Seis días de un ánimo especial
Tanta agitación que se vive en las terminales de colectivos, en los aeropuertos y en las rutas, tanta expectativa en los principales centros turísticos, tiene también otros condimentos. Alejandro Mareco.
Son seis días corridos de almanaque libre; seis días para reposar, ir, venir, andar, estar. Esa es la puerta principal que se abre en esta Semana Santa que empalmará con el feriado del 2 de abril –día de afirmación de nuestros derechos sobre las Islas Malvinas. Pero tanta agitación que se vive en las terminales de colectivos, en los aeropuertos y en las rutas, tanta expectativa en los principales centros turísticos, tiene también otros condimentos.Claro que el fin de semana extralargo es, en sí mismo, la oportunidad de unas minivacaciones y, si tenemos en cuenta las dificultades para hacerse de dólares, sonoro es el llamado que llega desde distintos destinos turísticos argentinos que tienen para ofrecer los más diversos paisajes, con sus respectivas maneras de ser.Sin embargo, esta vez, acaso más que nunca, la Semana Santa atrae por su contenido religioso.
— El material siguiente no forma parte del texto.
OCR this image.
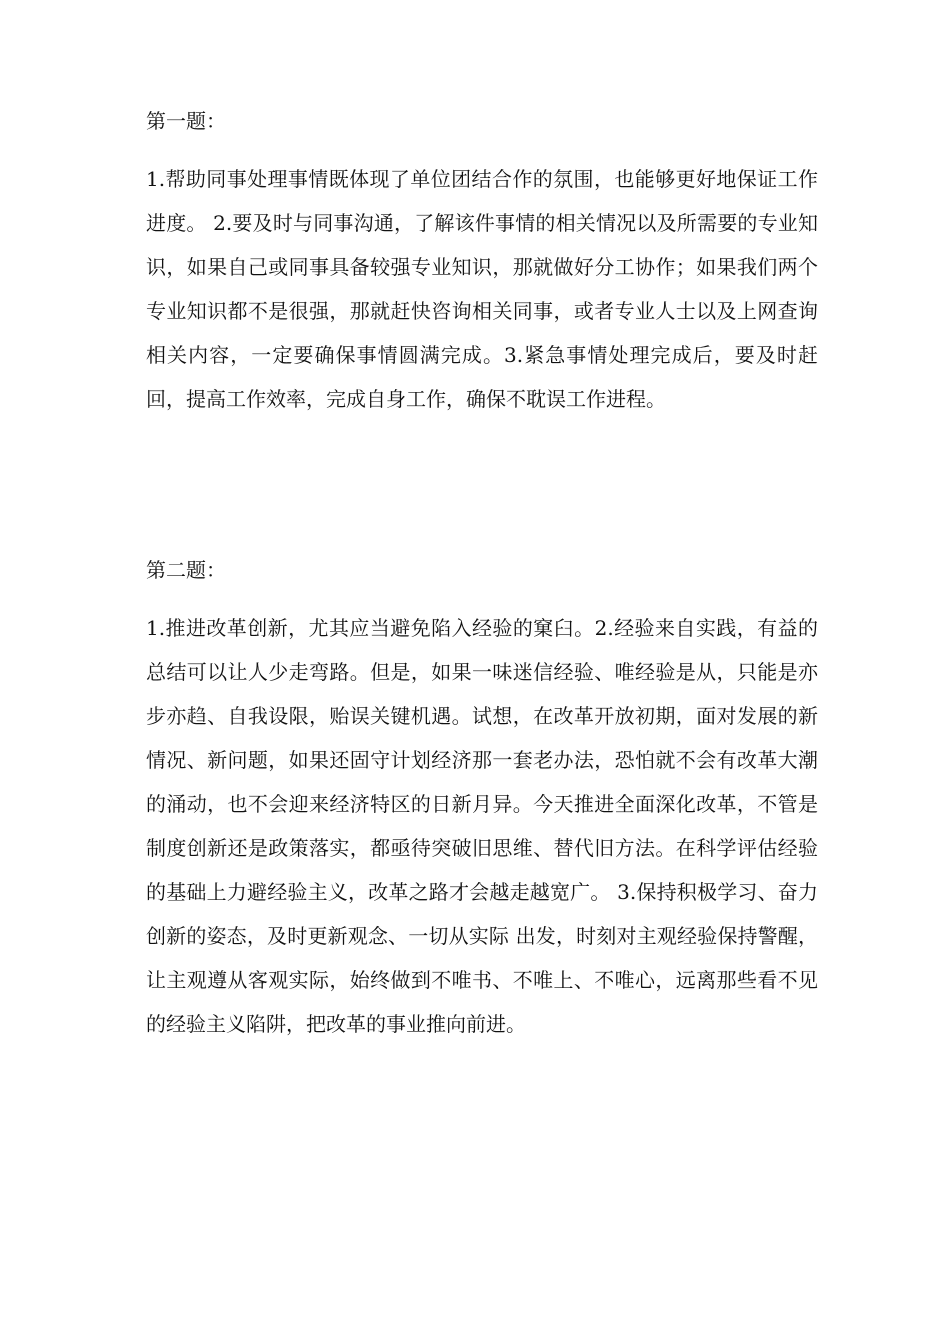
第一题：

1.帮助同事处理事情既体现了单位团结合作的氛围，也能够更好地保证工作进度。 2.要及时与同事沟通，了解该件事情的相关情况以及所需要的专业知识，如果自己或同事具备较强专业知识，那就做好分工协作；如果我们两个专业知识都不是很强，那就赶快咨询相关同事，或者专业人士以及上网查询相关内容，一定要确保事情圆满完成。3.紧急事情处理完成后，要及时赶回，提高工作效率，完成自身工作，确保不耽误工作进程。

第二题：

1.推进改革创新，尤其应当避免陷入经验的窠臼。2.经验来自实践，有益的总结可以让人少走弯路。但是，如果一味迷信经验、唯经验是从，只能是亦步亦趋、自我设限，贻误关键机遇。试想，在改革开放初期，面对发展的新情况、新问题，如果还固守计划经济那一套老办法，恐怕就不会有改革大潮的涌动，也不会迎来经济特区的日新月异。今天推进全面深化改革，不管是制度创新还是政策落实，都亟待突破旧思维、替代旧方法。在科学评估经验的基础上力避经验主义，改革之路才会越走越宽广。 3.保持积极学习、奋力创新的姿态，及时更新观念、一切从实际 出发，时刻对主观经验保持警醒，让主观遵从客观实际，始终做到不唯书、不唯上、不唯心，远离那些看不见的经验主义陷阱，把改革的事业推向前进。
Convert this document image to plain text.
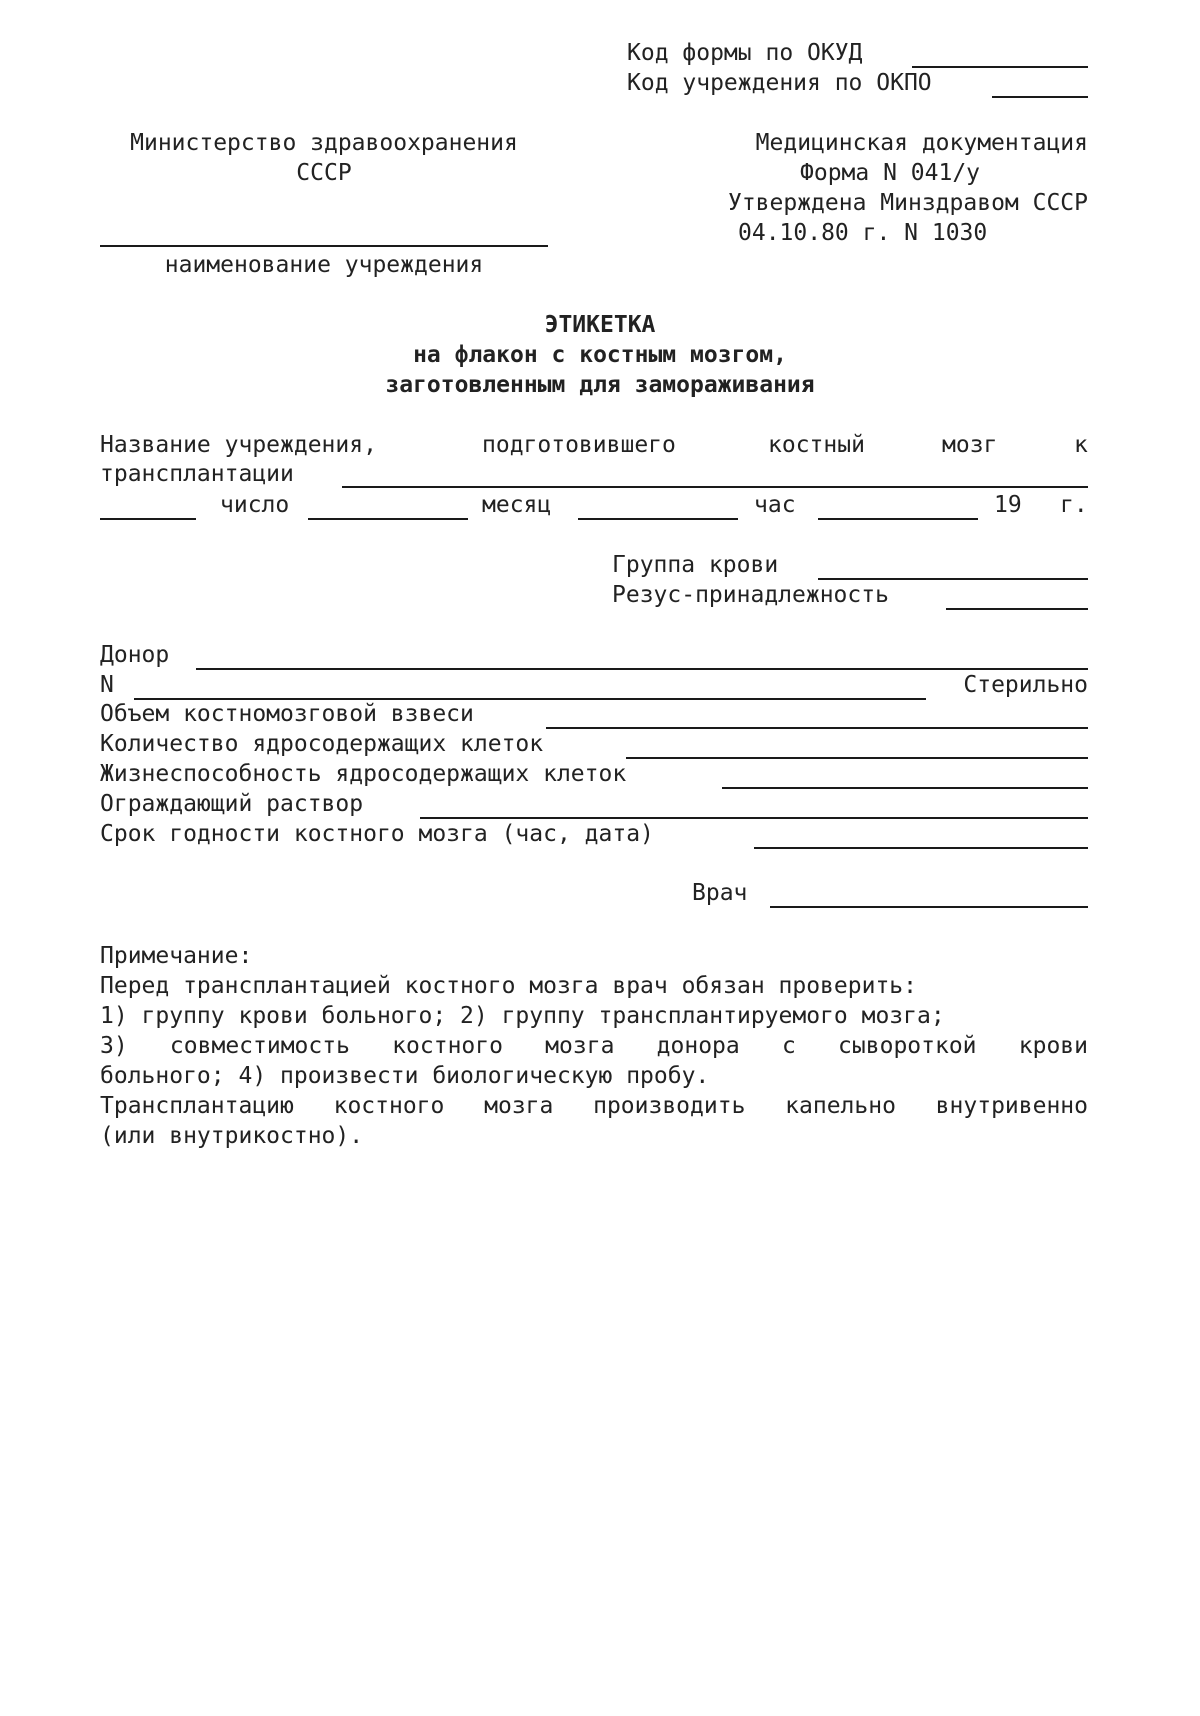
Код формы по ОКУД
Код учреждения по ОКПО
Министерство здравоохранения
СССР
наименование учреждения
Медицинская документация
Форма N 041/у
Утверждена Минздравом СССР
04.10.80 г. N 1030
ЭТИКЕТКА
на флакон с костным мозгом,
заготовленным для замораживания
Название учреждения,	подготовившего	костный	мозг	к
трансплантации
число	месяц	час	19 г.
Группа крови
Резус-принадлежность
Донор
N	Стерильно
Объем костномозговой взвеси
Количество ядросодержащих клеток
Жизнеспособность ядросодержащих клеток
Ограждающий раствор
Срок годности костного мозга (час, дата)
Врач
Примечание:
Перед трансплантацией костного мозга врач обязан проверить:
1) группу крови больного; 2) группу трансплантируемого мозга;
3) совместимость костного мозга донора с сывороткой крови
больного; 4) произвести биологическую пробу.
Трансплантацию костного мозга производить капельно внутривенно
(или внутрикостно).
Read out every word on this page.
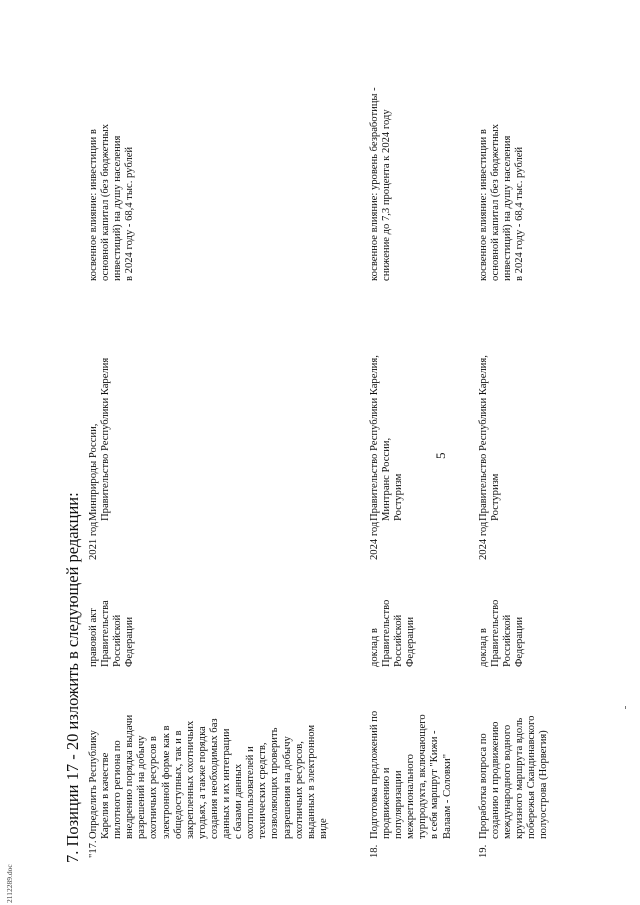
5
7. Позиции 17 - 20 изложить в следующей редакции: "17.
Определить Республику Карелия в качестве пилотного региона по внедрению порядка выдачи разрешений на добычу охотничьих ресурсов в электронной форме как в общедоступных, так и в закрепленных охотничьих угодьях, а также порядка создания необходимых баз данных и их интеграции с базами данных охотпользователей и технических средств, позволяющих проверить разрешения на добычу охотничьих ресурсов, выданных в электронном виде
правовой акт Правительства Российской Федерации
2021 год
Минприроды России, Правительство Республики Карелия
косвенное влияние: инвестиции в основной капитал (без бюджетных инвестиций) на душу населения в 2024 году - 68,4 тыс. рублей
18.
Подготовка предложений по продвижению и популяризации межрегионального турпродукта, включающего в себя маршрут "Кижи - Валаам - Соловки"
доклад в Правительство Российской Федерации
2024 год
Правительство Республики Карелия, Минтранс России, Ростуризм
косвенное влияние: уровень безработицы - снижение до 7,3 процента к 2024 году
19.
Проработка вопроса по созданию и продвижению международного водного круизного маршрута вдоль побережья Скандинавского полуострова (Норвегия)
доклад в Правительство Российской Федерации
2024 год
Правительство Республики Карелия, Ростуризм
косвенное влияние: инвестиции в основной капитал (без бюджетных инвестиций) на душу населения в 2024 году - 68,4 тыс. рублей
2112289.doc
Es que, y esto no es ningún descubrimiento, la elección de un papa argentino, que en la piel de Jorge Mario Bergoglio se entronizó como Francisco, ha hecho reverdecer algunas convicciones, sentimientos y la fe católica que tantos argentinos profesan. Señales. De varias maneras, hay señales que indican que la provincia de Córdoba, su capital y las sierras vivirán unos días esplendorosos, colmados de visitantes. Es que, entre el paisaje todavía verde y soleado que el final de marzo pone en escena en la geografía cordobesa, hay muchos rincones donde se cobija la historia de la Iglesia Católica en estas tierras. Atesora en especial los testimonios que los jesuitas dejaron de su tarea (Bergoglio, originalmente, fue sacerdote de la orden de la Compañía de Jesús; residió incluso más de un año en la ciudad de Córdoba) que hoy pertenecen al mundo, pues fueron declarados Patrimonio de la Humanidad en 2000. En ese sentido, además de las atracciones programadas en general, hay una abundante propuesta artística en capillas y museos. Así, la vieja Córdoba religiosa volverá a decir presente en el ánimo de estos días.